As an aside, a couple years ago I spent quite a bit of time trying to write a user interface tool to help users write the StructureMap Xml configuration. It was a mountain of work, and I gave up after becoming discouraged by the number of edge cases I needed to handle in the UI. A couple releases later I focused on DRY’ing up the Xml configuration to streamline it, bulked up the diagnostics, and added the Fluent Interface style of configuration. I’d argue that the Fluent Interface and Xml configuration improvements did enough to make the configuration easier that the UI tool is completely unnecessary. I certainly haven’t felt like I’ve needed it in my daily work. Now, I’d really like to get that very nice, early September day I wasted trying to write my StructureMap wizard instead of site seeing on the “Miracle Mile” in Chicago and going to the Field Museum. Priorities.
That last paragraph is partially meant as a warning for the Unity
team because they’ve got a visual editor on their CodePlex release plan.
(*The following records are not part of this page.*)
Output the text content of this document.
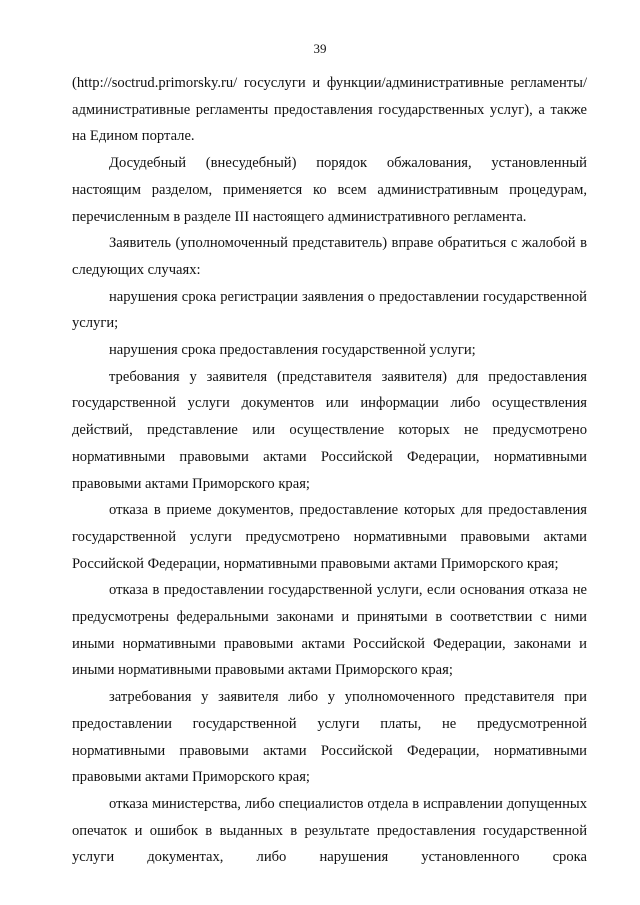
39

(http://soctrud.primorsky.ru/ госуслуги и функции/административные регламенты/административные регламенты предоставления государственных услуг), а также на Едином портале.

Досудебный (внесудебный) порядок обжалования, установленный настоящим разделом, применяется ко всем административным процедурам, перечисленным в разделе III настоящего административного регламента.

Заявитель (уполномоченный представитель) вправе обратиться с жалобой в следующих случаях:

нарушения срока регистрации заявления о предоставлении государственной услуги;

нарушения срока предоставления государственной услуги;

требования у заявителя (представителя заявителя) для предоставления государственной услуги документов или информации либо осуществления действий, представление или осуществление которых не предусмотрено нормативными правовыми актами Российской Федерации, нормативными правовыми актами Приморского края;

отказа в приеме документов, предоставление которых для предоставления государственной услуги предусмотрено нормативными правовыми актами Российской Федерации, нормативными правовыми актами Приморского края;

отказа в предоставлении государственной услуги, если основания отказа не предусмотрены федеральными законами и принятыми в соответствии с ними иными нормативными правовыми актами Российской Федерации, законами и иными нормативными правовыми актами Приморского края;

затребования у заявителя либо у уполномоченного представителя при предоставлении государственной услуги платы, не предусмотренной нормативными правовыми актами Российской Федерации, нормативными правовыми актами Приморского края;

отказа министерства, либо специалистов отдела в исправлении допущенных опечаток и ошибок в выданных в результате предоставления государственной услуги документах, либо нарушения установленного срока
Trust me guys, there’s better ways to add value to Unity than
spending the necessary resources to write a visual wizard to write configuration.
A year or so ago (I couldn’t find the link), Ayende made the statement that any framework that required a wizard must have a terrible API. Assuming that he really did say that, and I’m not making that up, ditto from me. Don’t believe me? Pick any of the bigger 3rd party WinForms control libraries and try to configure their grid control without a designer.
One of my beefs about WPF (I do actually like WPF overall) is that the Xaml markup and object structure is clearly optimized for tooling rather than programmatic usage. It’s certainly possible to do dynamic layouts and DSL things with WPF, but it’s clearly not the way WPF is meant to be used and it showed. That’s really too bad because the actual technology behind the scenes seemed to be rock solid (once we wrote our Fluent Interface for dynamic forms it worked very well).
Just think, if we weren’t spending so much time as a community trying to build visual tools to make up for bad API design, how much more time we could have for “is the var keyword the work of the devil, or merely an occasional way to make code more readable?”